Hecter Rivera Rosa, 44, of El Salvador, another plaintiff, testified on Thursday that his toothache was so severe that he “pulled out his own tooth while in CBP custody.” Through a Spanish interpreter, Rosa said agents finally took him to a hospital days after complaining of the severe toothache.

Rosa was arrested on May 30 by agents at the Harlingen International Airport and was taken to the hospital on June 2.

He said he could not eat because of the pain in his mouth and he was not allowed to shower. In addition to his dental issues, he said he also had a foot infection and was not allowed to see a doctor.

Rosa was held for a total of 53 days in different detention facilities in McAllen and Port Isabel, Texas, and he testified that on “day 50 he was finally given a toothbrush but no toothpaste.”

Texas Civil Rights Lawyer Karla Vargas asked Rosa if he had requested to bathe and brush his teeth, and he said he had. He also asked to speak to a lawyer but was denied. Vargas asked if he was told that he had the right to speak to the consulate representative to El Salvador, and he said he did not know that.

Karla Vargas is a lawyer with the Texas Civil Rights Project representing plaintiffs in the class-action lawsuit by migrants against the federal government. (Border Report file photo/Sandra Sanchez).

On his 48th day of captivity, Rosa testified that he was allowed to make a phone call to his family at 5:30 a.m.

“I felt very bad and depressed. I wanted to see my family. I did not get a phone call,” Rosa testified in Spanish through a court-issued interpreter.

Rosa said the facilities were “freezing cold” and he also developed a fever. “It got to your bones,” he said.

Meals consisted of bologna sandwiches, and cellmates “slept standing up,” because of the crowded conditions, he added.

He testified that two groups of senators and important visitors came to the McAllen facility when he was there and that agents sprayed aerosols into the air to make it smell better before their arrival.

Vice President Mike Pence visited the McAllen Border Patrol station on July 15.

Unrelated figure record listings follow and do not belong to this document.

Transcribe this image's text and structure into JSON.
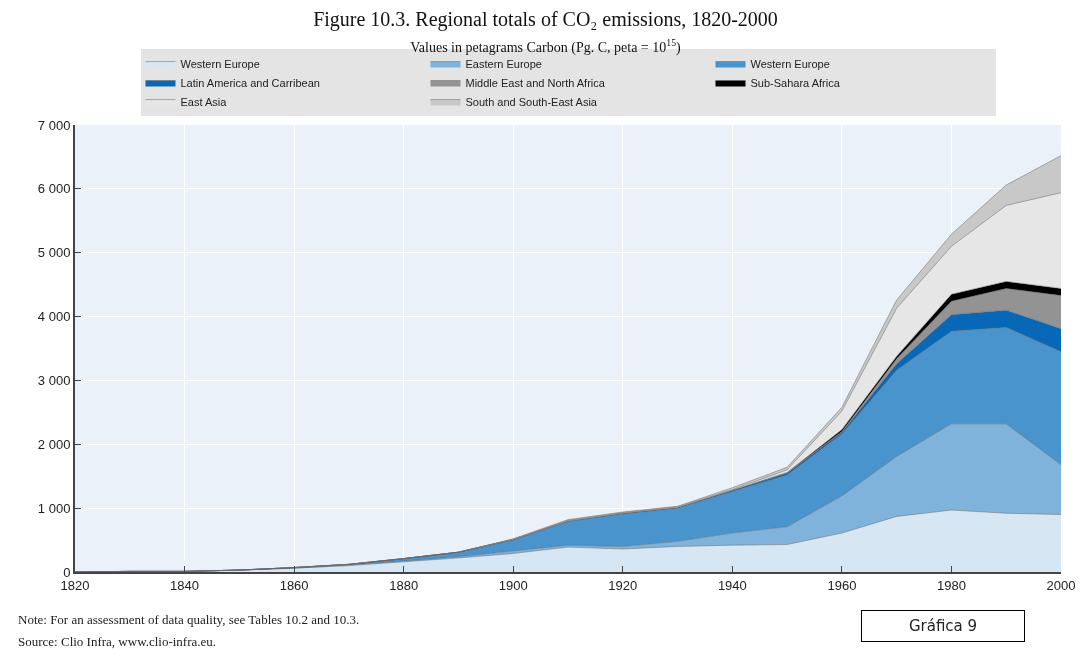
{
  "chart_data": {
    "type": "area",
    "stacked": true,
    "title": "Figure 10.3. Regional totals of CO₂ emissions, 1820-2000",
    "subtitle": "Values in petagrams Carbon (Pg. C, peta = 10$^{15}$)",
    "x": [
      1820,
      1830,
      1840,
      1850,
      1860,
      1870,
      1880,
      1890,
      1900,
      1910,
      1920,
      1930,
      1940,
      1950,
      1960,
      1970,
      1980,
      1990,
      2000
    ],
    "series": [
      {
        "name": "Western Europe",
        "color": "#d6e7f3",
        "values": [
          0,
          10,
          10,
          30,
          60,
          100,
          160,
          220,
          290,
          390,
          360,
          400,
          420,
          430,
          610,
          870,
          970,
          920,
          900
        ]
      },
      {
        "name": "Eastern Europe",
        "color": "#7fb3db",
        "values": [
          0,
          0,
          0,
          0,
          0,
          10,
          10,
          20,
          40,
          30,
          40,
          80,
          190,
          280,
          580,
          940,
          1350,
          1400,
          780
        ]
      },
      {
        "name": "Western Europe",
        "color": "#4a94cd",
        "values": [
          0,
          0,
          0,
          0,
          10,
          10,
          40,
          70,
          170,
          370,
          510,
          520,
          650,
          810,
          970,
          1350,
          1450,
          1510,
          1770
        ]
      },
      {
        "name": "Latin America and Carribean",
        "color": "#0868b8",
        "values": [
          0,
          0,
          0,
          0,
          0,
          0,
          0,
          0,
          10,
          10,
          10,
          10,
          20,
          30,
          30,
          100,
          260,
          270,
          360
        ]
      },
      {
        "name": "Middle East and North Africa",
        "color": "#939393",
        "values": [
          0,
          0,
          0,
          0,
          0,
          0,
          0,
          0,
          0,
          0,
          0,
          0,
          0,
          10,
          10,
          80,
          210,
          340,
          520
        ]
      },
      {
        "name": "Sub-Sahara Africa",
        "color": "#000000",
        "values": [
          0,
          0,
          0,
          0,
          0,
          0,
          0,
          0,
          0,
          0,
          0,
          0,
          0,
          0,
          30,
          40,
          110,
          110,
          110
        ]
      },
      {
        "name": "East Asia",
        "color": "#e6e6e6",
        "values": [
          0,
          0,
          0,
          0,
          0,
          0,
          0,
          0,
          0,
          10,
          10,
          10,
          10,
          40,
          290,
          750,
          750,
          1190,
          1500
        ]
      },
      {
        "name": "South and South-East Asia",
        "color": "#c8c8c8",
        "values": [
          0,
          0,
          0,
          0,
          0,
          0,
          0,
          0,
          10,
          10,
          10,
          10,
          30,
          40,
          60,
          130,
          190,
          320,
          580
        ]
      }
    ],
    "xlim": [
      1820,
      2000
    ],
    "xticks": [
      1820,
      1840,
      1860,
      1880,
      1900,
      1920,
      1940,
      1960,
      1980,
      2000
    ],
    "ylim": [
      0,
      7000
    ],
    "yticks": [
      0,
      {
        "value": 1000,
        "label": "1 000"
      },
      {
        "value": 2000,
        "label": "2 000"
      },
      {
        "value": 3000,
        "label": "3 000"
      },
      {
        "value": 4000,
        "label": "4 000"
      },
      {
        "value": 5000,
        "label": "5 000"
      },
      {
        "value": 6000,
        "label": "6 000"
      },
      {
        "value": 7000,
        "label": "7 000"
      }
    ],
    "grid": true,
    "legend": "top",
    "marker": "none",
    "annotations": [
      "Note: For an assessment of data quality, see Tables 10.2 and 10.3.",
      "Source: Clio Infra, www.clio-infra.eu.",
      "Gráfica 9"
    ]
  }
}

Migrant ‘given a laxative’ for heart condition

Juan Carlos Acensio y Acensio, 29, of Guatemala, said after crossing the Rio Grande on June 10 in Brownsville with his twin brother they were kidnapped and held for six days in an apartment in McAllen. Border Patrol agents apprehended them after they were released by their captors. They spent five days in a detention facility in Rio Grande City and eight days at the McAllen detention facility, which is also called “Ursula” by locals because it is on Ursula Avenue.

“We slept on the floor. They gave us aluminum blankets. The dust got to us. I developed a cough, a fever and a cold,” Acensio testified Thursday in Spanish through a court interpreter.

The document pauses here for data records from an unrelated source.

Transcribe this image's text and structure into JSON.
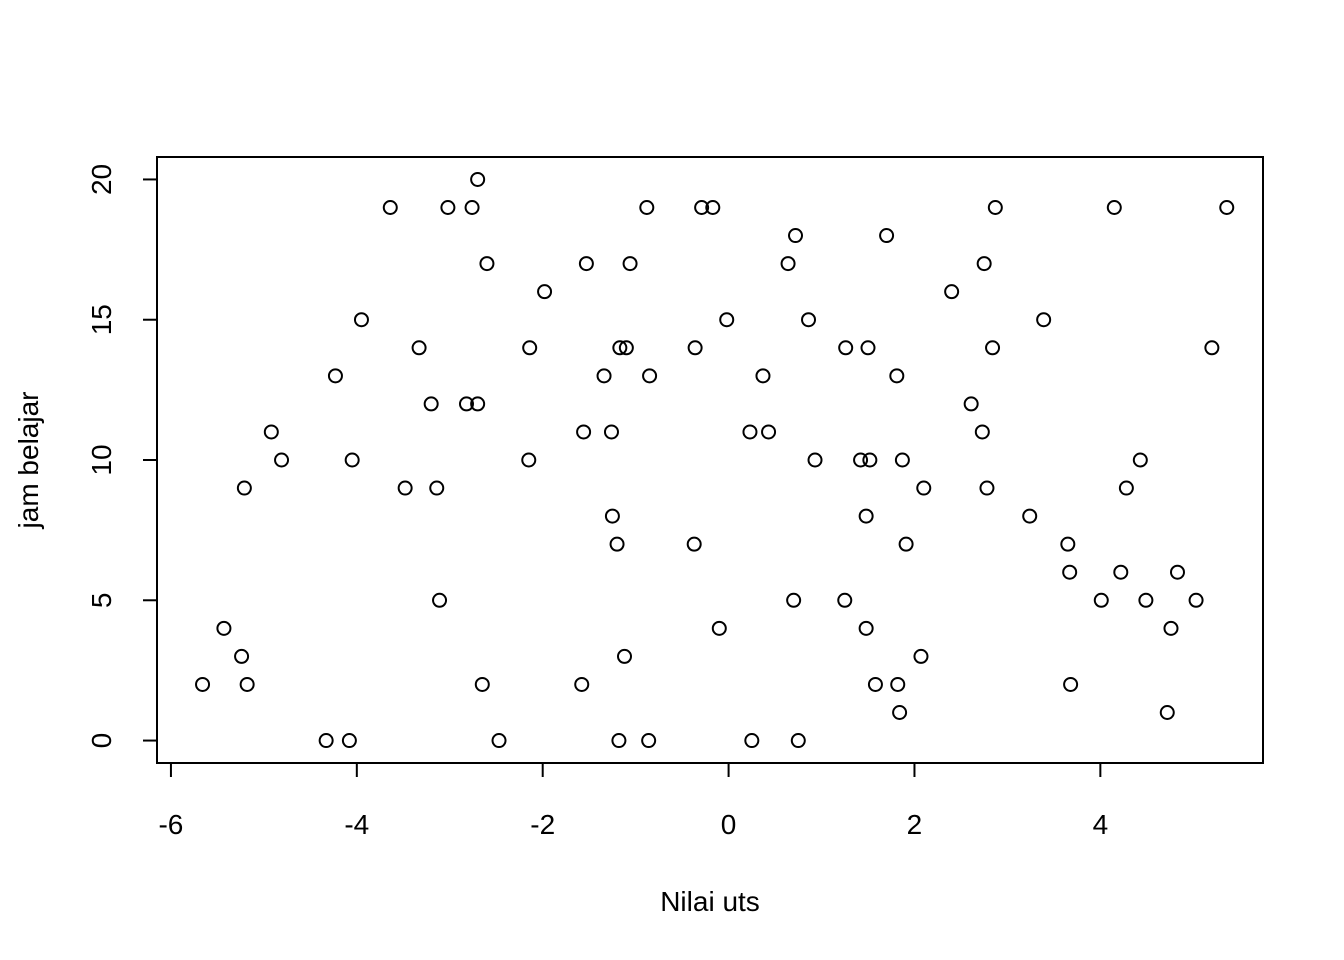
{
  "chart_data": {
    "type": "scatter",
    "xlabel": "Nilai uts",
    "ylabel": "jam belajar",
    "xlim": [
      -6.15,
      5.75
    ],
    "ylim": [
      -0.8,
      20.8
    ],
    "xticks": [
      -6,
      -4,
      -2,
      0,
      2,
      4
    ],
    "xtick_labels": [
      "-6",
      "-4",
      "-2",
      "0",
      "2",
      "4"
    ],
    "yticks": [
      0,
      5,
      10,
      15,
      20
    ],
    "ytick_labels": [
      "0",
      "5",
      "10",
      "15",
      "20"
    ],
    "grid": false,
    "marker": "open-circle",
    "marker_color": "#000000",
    "x": [
      -5.66,
      -5.43,
      -5.24,
      -5.21,
      -5.18,
      -4.92,
      -4.81,
      -4.33,
      -4.23,
      -4.08,
      -4.05,
      -3.95,
      -3.64,
      -3.48,
      -3.33,
      -3.2,
      -3.14,
      -3.11,
      -3.02,
      -2.82,
      -2.76,
      -2.7,
      -2.7,
      -2.65,
      -2.6,
      -2.47,
      -2.15,
      -2.14,
      -1.98,
      -1.58,
      -1.56,
      -1.53,
      -1.34,
      -1.26,
      -1.25,
      -1.2,
      -1.18,
      -1.17,
      -1.12,
      -1.1,
      -1.06,
      -0.88,
      -0.86,
      -0.85,
      -0.37,
      -0.36,
      -0.29,
      -0.17,
      -0.1,
      -0.02,
      0.23,
      0.25,
      0.37,
      0.43,
      0.64,
      0.7,
      0.72,
      0.75,
      0.86,
      0.93,
      1.25,
      1.26,
      1.42,
      1.48,
      1.48,
      1.5,
      1.52,
      1.58,
      1.7,
      1.81,
      1.82,
      1.84,
      1.87,
      1.91,
      2.07,
      2.1,
      2.4,
      2.61,
      2.73,
      2.75,
      2.78,
      2.84,
      2.87,
      3.24,
      3.39,
      3.65,
      3.67,
      3.68,
      4.01,
      4.15,
      4.22,
      4.28,
      4.43,
      4.49,
      4.72,
      4.76,
      4.83,
      5.03,
      5.2,
      5.36
    ],
    "y": [
      2,
      4,
      3,
      9,
      2,
      11,
      10,
      0,
      13,
      0,
      10,
      15,
      19,
      9,
      14,
      12,
      9,
      5,
      19,
      12,
      19,
      20,
      12,
      2,
      17,
      0,
      10,
      14,
      16,
      2,
      11,
      17,
      13,
      11,
      8,
      7,
      0,
      14,
      3,
      14,
      17,
      19,
      0,
      13,
      7,
      14,
      19,
      19,
      4,
      15,
      11,
      0,
      13,
      11,
      17,
      5,
      18,
      0,
      15,
      10,
      5,
      14,
      10,
      4,
      8,
      14,
      10,
      2,
      18,
      13,
      2,
      1,
      10,
      7,
      3,
      9,
      16,
      12,
      11,
      17,
      9,
      14,
      19,
      8,
      15,
      7,
      6,
      2,
      5,
      19,
      6,
      9,
      10,
      5,
      1,
      4,
      6,
      5,
      14,
      19
    ]
  }
}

“The place smelled like pee and poop and the toilet overflowed and water seeped under our aluminum blanket one time and soaked us,” Acensio said. “The lights remained on all day long and we never knew if it was day or night.”

He said his cell in McAllen held about 70 men and none were allowed to shower.

Acensio, who was a police officer in Guatemala, said he fled his country seeking political asylum.

One night, he said his eyes rolled back in his head and he lost consciousness while in McAllen detention. He was taken to see a nurse and Acensio testified “the only thing she gave me was a laxative.”

A few days later he returned to the infirmary. Another nurse said he had a heart condition but refused to send him to the hospital because he testified that she said it was the responsibility of the first nurse to document and send him.

“The testimony showed the horrible conditions they endured,” Olivares told Border Report on Thursday outside the courthouse after a day-long hearing. “Horrendous conditions that we hear about in the media sometimes, and there’s photographs and videos but we rarely get to hear from the detainees themselves to express what it felt like to be humiliated in that way in those conditions.”

Court is set to resume Friday at 8:30 a.m. CST.